6. Robustness, Debiasing, and Reasoning Analysis

• Debiasing: On VSI-Debiased, SenseNova-SI drops by ~6 points, compared to ~8 for Cambrian-S, indicating stronger dependence on visual signals over linguistic shortcuts.
• Circular Reordering: In MindCube under "hard circular" re-labeling, InternVL3-8B decreases from 85.6% to 75.6% (–10 points), while a prior SFT baseline declines by ~30 points, demonstrating limited reliance on superficial text heuristics.
• Zero-Vision Baseline: Removing images from MindCube QA drops most models to near-random (~50%), but SenseNova-SI retains 52.5%, substantiating genuine visual grounding.
• Chain-of-Thought (CoT) Reasoning: Exploration of three CoT formats (GPT-5–annotated freeform, MindCube-style CogMap, SenseNova-SI CogMap) yields a modest +2–5 point improvement on VSI object-relation tasks, requiring 1–2k additional tokens per sample. This suggests current spatial CoT frameworks offer limited benefit and that entirely new modalities—or structured mechanisms beyond text-based reasoning—may be necessary for future progress.

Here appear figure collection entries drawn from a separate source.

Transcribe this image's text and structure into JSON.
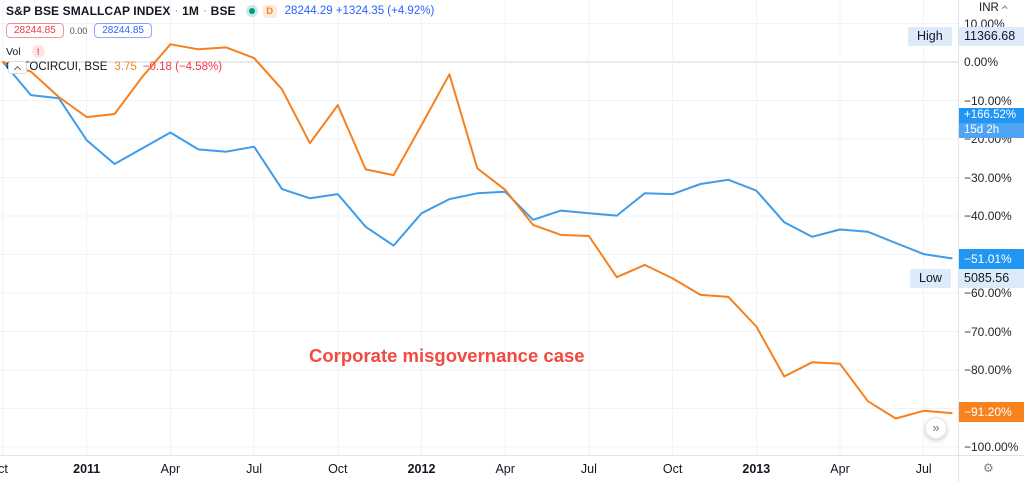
{
  "legend": {
    "title": "S&P BSE SMALLCAP INDEX",
    "separator": "·",
    "interval": "1M",
    "exchange": "BSE",
    "data_badge": "D",
    "price_line": "28244.29 +1324.35 (+4.92%)",
    "tag_open": "28244.85",
    "tag_mid": "0.00",
    "tag_close": "28244.85",
    "vol_label": "Vol",
    "vol_badge": "!",
    "compare_name": "OPTOCIRCUI, BSE",
    "compare_value": "3.75",
    "compare_change": "−0.18 (−4.58%)"
  },
  "annotation": {
    "text": "Corporate misgovernance case",
    "color": "#f5483e"
  },
  "price_axis": {
    "currency": "INR",
    "high_label": "High",
    "high_value": "11366.68",
    "low_label": "Low",
    "low_value": "5085.56",
    "main_badge_value": "+166.52%",
    "main_badge_countdown": "15d 2h",
    "index_badge": "−51.01%",
    "compare_badge": "−91.20%",
    "ticks": [
      {
        "label": "10.00%",
        "pct": 10
      },
      {
        "label": "0.00%",
        "pct": 0
      },
      {
        "label": "−10.00%",
        "pct": -10
      },
      {
        "label": "−20.00%",
        "pct": -20
      },
      {
        "label": "−30.00%",
        "pct": -30
      },
      {
        "label": "−40.00%",
        "pct": -40
      },
      {
        "label": "−60.00%",
        "pct": -60
      },
      {
        "label": "−70.00%",
        "pct": -70
      },
      {
        "label": "−80.00%",
        "pct": -80
      },
      {
        "label": "−100.00%",
        "pct": -100
      }
    ]
  },
  "time_axis": {
    "labels": [
      {
        "label": "ct",
        "i": 0,
        "bold": false
      },
      {
        "label": "2011",
        "i": 3,
        "bold": true
      },
      {
        "label": "Apr",
        "i": 6,
        "bold": false
      },
      {
        "label": "Jul",
        "i": 9,
        "bold": false
      },
      {
        "label": "Oct",
        "i": 12,
        "bold": false
      },
      {
        "label": "2012",
        "i": 15,
        "bold": true
      },
      {
        "label": "Apr",
        "i": 18,
        "bold": false
      },
      {
        "label": "Jul",
        "i": 21,
        "bold": false
      },
      {
        "label": "Oct",
        "i": 24,
        "bold": false
      },
      {
        "label": "2013",
        "i": 27,
        "bold": true
      },
      {
        "label": "Apr",
        "i": 30,
        "bold": false
      },
      {
        "label": "Jul",
        "i": 33,
        "bold": false
      }
    ]
  },
  "goto_latest_glyph": "»",
  "gear_glyph": "⚙",
  "chart_data": {
    "type": "line",
    "unit": "percent change",
    "x": [
      "Oct 2010",
      "Nov 2010",
      "Dec 2010",
      "Jan 2011",
      "Feb 2011",
      "Mar 2011",
      "Apr 2011",
      "May 2011",
      "Jun 2011",
      "Jul 2011",
      "Aug 2011",
      "Sep 2011",
      "Oct 2011",
      "Nov 2011",
      "Dec 2011",
      "Jan 2012",
      "Feb 2012",
      "Mar 2012",
      "Apr 2012",
      "May 2012",
      "Jun 2012",
      "Jul 2012",
      "Aug 2012",
      "Sep 2012",
      "Oct 2012",
      "Nov 2012",
      "Dec 2012",
      "Jan 2013",
      "Feb 2013",
      "Mar 2013",
      "Apr 2013",
      "May 2013",
      "Jun 2013",
      "Jul 2013",
      "Aug 2013"
    ],
    "series": [
      {
        "name": "S&P BSE SMALLCAP INDEX",
        "color": "#3e9ce9",
        "values": [
          0,
          -8.6,
          -9.4,
          -20.3,
          -26.5,
          -22.4,
          -18.3,
          -22.7,
          -23.3,
          -22.0,
          -33.0,
          -35.4,
          -34.3,
          -42.8,
          -47.7,
          -39.3,
          -35.6,
          -34.1,
          -33.7,
          -41.0,
          -38.6,
          -39.3,
          -39.9,
          -34.1,
          -34.3,
          -31.7,
          -30.6,
          -33.4,
          -41.6,
          -45.4,
          -43.5,
          -44.1,
          -47.0,
          -49.9,
          -51.0
        ]
      },
      {
        "name": "OPTOCIRCUI (Opto Circuits), BSE",
        "color": "#f7801d",
        "values": [
          0,
          -2.5,
          -9.1,
          -14.3,
          -13.5,
          -3.8,
          4.6,
          3.3,
          3.8,
          1.0,
          -7.1,
          -21.1,
          -11.2,
          -27.9,
          -29.4,
          -16.4,
          -3.2,
          -27.6,
          -33.2,
          -42.3,
          -44.9,
          -45.2,
          -55.9,
          -52.7,
          -56.2,
          -60.5,
          -61.0,
          -68.7,
          -81.7,
          -78.0,
          -78.4,
          -88.1,
          -92.6,
          -90.6,
          -91.2
        ]
      }
    ],
    "ylim": [
      -100,
      10
    ],
    "y_gridlines_pct": [
      10,
      0,
      -10,
      -20,
      -30,
      -40,
      -50,
      -60,
      -70,
      -80,
      -90,
      -100
    ],
    "grid": true,
    "legend_position": "top-left",
    "annotations": [
      "Corporate misgovernance case"
    ]
  }
}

7. Applications, Resources, and Prospective Directions

• Embodied Manipulation: On the spatial subset of EmbodiedBench, the best SenseNova-SI model improves success rates by approximately 60% over its architecture-matched baseline (from 10–20% to 16–33%) under both official and spatially-oriented prompts, even without downstream fine-tuning.
• Open Source Release: All four model weights and the full 8M-sample SenseNova-SI-8M dataset are made available on HuggingFace for community use and further benchmarking.
• Future Work: Notable avenues include integration of 3D expert encoders (e.g., VGGT), development of spatially structured latent modules, incorporation of graph-based or neural spatial simulators to support richer Chain-of-Thought reasoning in 3D, expansion to video-level spatial planning, broader multi-modal self-supervision in embodied settings, and more granular measurement tasks.

A plausible implication is that future spatial intelligence models may require fundamental shifts in architecture or reasoning paradigms—the present data-driven approach yields marked improvements but also reveals clear saturation points and the limits of current Chain-of-Thought strategies (Cai et al., 17 Nov 2025).